Our base case, which assumes individuals remain on the drug for 1 year and that benefits linearly decay to zero in the 2 years following drug cessation, produced an ICER for the Qsymia recommended dose of $48,340, with probabilistic sensitivity analysis revealing that 54 % of our base-case simulations were below $50,000. Assuming a post benefit decay of only 1 year increased the ICER to $74,480 per QALY gained. These results suggest that the Qsymia recommended dose plus diet and exercise may be cost-effective, depending on the time on Qsymia medication and whether QoL benefits persist 2 years beyond medication cessation.

This analysis is based solely on the extrapolation of within-trial results and an assumption as to how long QoL benefits would be sustained post treatment. Because the duration that QoL benefits persist beyond the cessation of Qsymia is currently unknown, we modeled sensitivity analyses ranging from no residual benefits to benefits linearly decaying to zero 3 years beyond medication cessation. Future research should explore the average time on Qsymia and the duration that weight loss and QoL benefits persist post Qsymia cessation using real-world data.

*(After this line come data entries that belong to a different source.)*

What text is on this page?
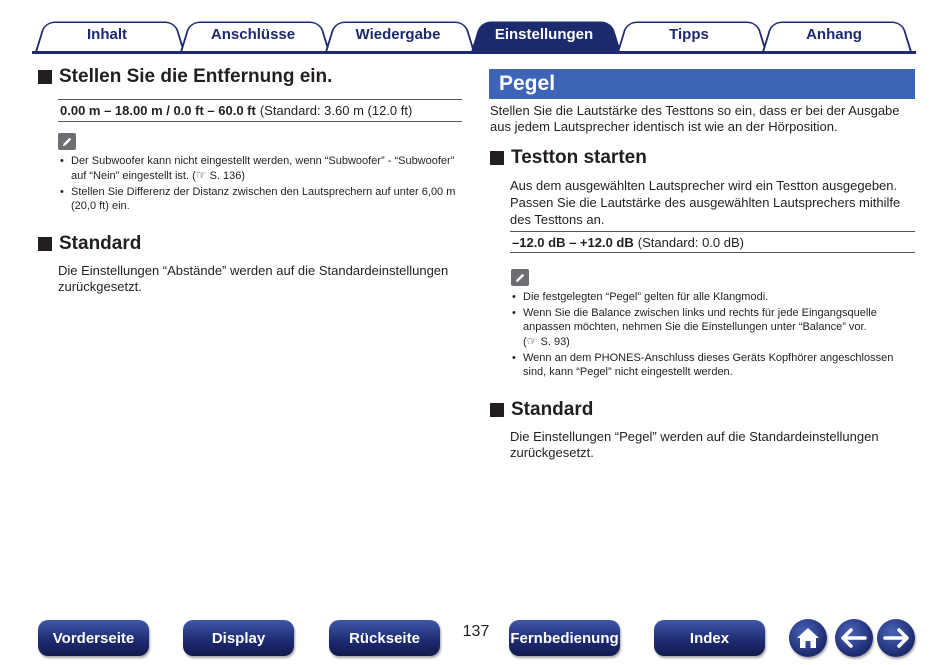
Inhalt	Anschlüsse	Wiedergabe	Einstellungen	Tipps	Anhang
Stellen Sie die Entfernung ein.
0.00 m – 18.00 m / 0.0 ft – 60.0 ft (Standard: 3.60 m (12.0 ft)
• Der Subwoofer kann nicht eingestellt werden, wenn “Subwoofer” - “Subwoofer” auf “Nein” eingestellt ist. (☞ S. 136)
• Stellen Sie Differenz der Distanz zwischen den Lautsprechern auf unter 6,00 m (20,0 ft) ein.
Standard
Die Einstellungen “Abstände” werden auf die Standardeinstellungen zurückgesetzt.
Pegel
Stellen Sie die Lautstärke des Testtons so ein, dass er bei der Ausgabe aus jedem Lautsprecher identisch ist wie an der Hörposition.
Testton starten
Aus dem ausgewählten Lautsprecher wird ein Testton ausgegeben. Passen Sie die Lautstärke des ausgewählten Lautsprechers mithilfe des Testtons an.
–12.0 dB – +12.0 dB (Standard: 0.0 dB)
• Die festgelegten “Pegel” gelten für alle Klangmodi.
• Wenn Sie die Balance zwischen links und rechts für jede Eingangsquelle anpassen möchten, nehmen Sie die Einstellungen unter “Balance” vor.
(☞ S. 93)
• Wenn an dem PHONES-Anschluss dieses Geräts Kopfhörer angeschlossen sind, kann “Pegel” nicht eingestellt werden.
Standard
Die Einstellungen “Pegel” werden auf die Standardeinstellungen zurückgesetzt.
Vorderseite	Display	Rückseite	137	Fernbedienung	Index
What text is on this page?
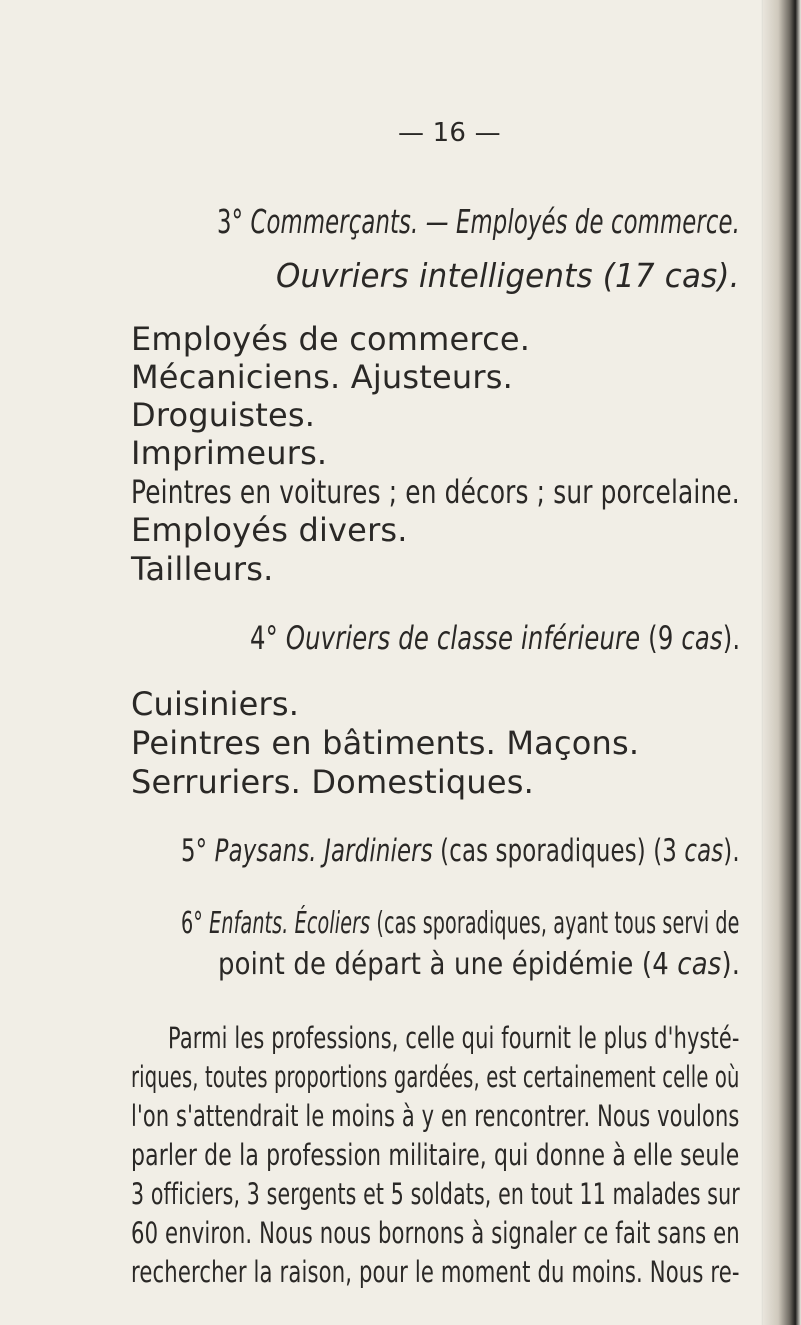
— 16 —
3° Commerçants. — Employés de commerce.
Ouvriers intelligents (17 cas).
Employés de commerce.
Mécaniciens. Ajusteurs.
Droguistes.
Imprimeurs.
Peintres en voitures ; en décors ; sur porcelaine.
Employés divers.
Tailleurs.
4° Ouvriers de classe inférieure (9 cas).
Cuisiniers.
Peintres en bâtiments. Maçons.
Serruriers. Domestiques.
5° Paysans. Jardiniers (cas sporadiques) (3 cas).
6° Enfants. Écoliers (cas sporadiques, ayant tous servi de
point de départ à une épidémie (4 cas).
Parmi les professions, celle qui fournit le plus d'hysté-
riques, toutes proportions gardées, est certainement celle où
l'on s'attendrait le moins à y en rencontrer. Nous voulons
parler de la profession militaire, qui donne à elle seule
3 officiers, 3 sergents et 5 soldats, en tout 11 malades sur
60 environ. Nous nous bornons à signaler ce fait sans en
rechercher la raison, pour le moment du moins. Nous re-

This analysis has several limitations. First, because we do not employ a disease progression model, we cannot model potential longer-term savings in QoL or mortality that may result from a lower likelihood of disease progression. Second, because the Qsymia trial did not collect data on healthcare utilization, aside from select medications, our cost offset analysis is limited to reductions in the usage and cost of these medications. Further, there was no significant difference in daily medication costs between the placebo group and Qsymia recommended dose at trial cessation. Given the lower medication cost at baseline for the placebo arm, it is possible that the comparative reduction in medication costs for Qsymia may reflect a regression to the mean. However, it is also possible that incorporating additional longer-term benefits and/or cost offsets would suggest even greater cost-effectiveness results than those reported here. Third, due to the trial design, we were limited to modeling one dosage for the entire trial period, as opposed to following clinician guidelines for dose titration and stoppage rules. The FDA recommends that patients should start on Qsymia 3.75 mg/23 mg daily for 14 days, then increase to Qsymia 7.5 mg/46 mg daily (recommended dose) for 12 weeks. If 3 % weight loss is not achieved after 12 weeks on Qsymia 7.5 mg/46 mg dose, then it should be discontinued or escalated to Qsymia 11.25/69 for 14 days and then Qsymia 15/92 for 12 weeks. If 5 % weight loss is not achieved after 12 weeks on the Qsymia 15/92 dose, therapy should be discontinued as described in the label [16]. Whether or not this recommendation is followed is unclear, but the 2013 data indicate that roughly 35 % of the volume of Qsymia is from the Qsymia 3.75/23 dose, 56 % from the Qsymia 7.5/46 dose, and only 9 % from the Qsymia 11.25/69 and Qsymia 15/92 doses [22]. Due to the trial design, it is not possible to analyze the effects of titration. We chose to conduct the cost-effectiveness analysis focusing on the Qsymia 7.5/46 daily dosage, herein described as the recommended dose, because in practice few patients titrate to a higher dose after the run-in period. Finally, although our base-case results are based on LOCF, subsequent analyses using baseline carry forward and multiple imputation (MI) had almost no impact on the results; QoL estimates were identical to the fourth decimal in each case.

5 Conclusion

Given the health and cost consequences of obesity, payers are looking to identify cost-effective treatments. These results reveal that Qsymia may be cost-effective for overweight and obese individuals with two or more co-morbidities if individuals remain on the drug for extended periods and if QoL benefits are maintained post medication cessation. Quantifying these outcomes using real-world data should be an area of future research.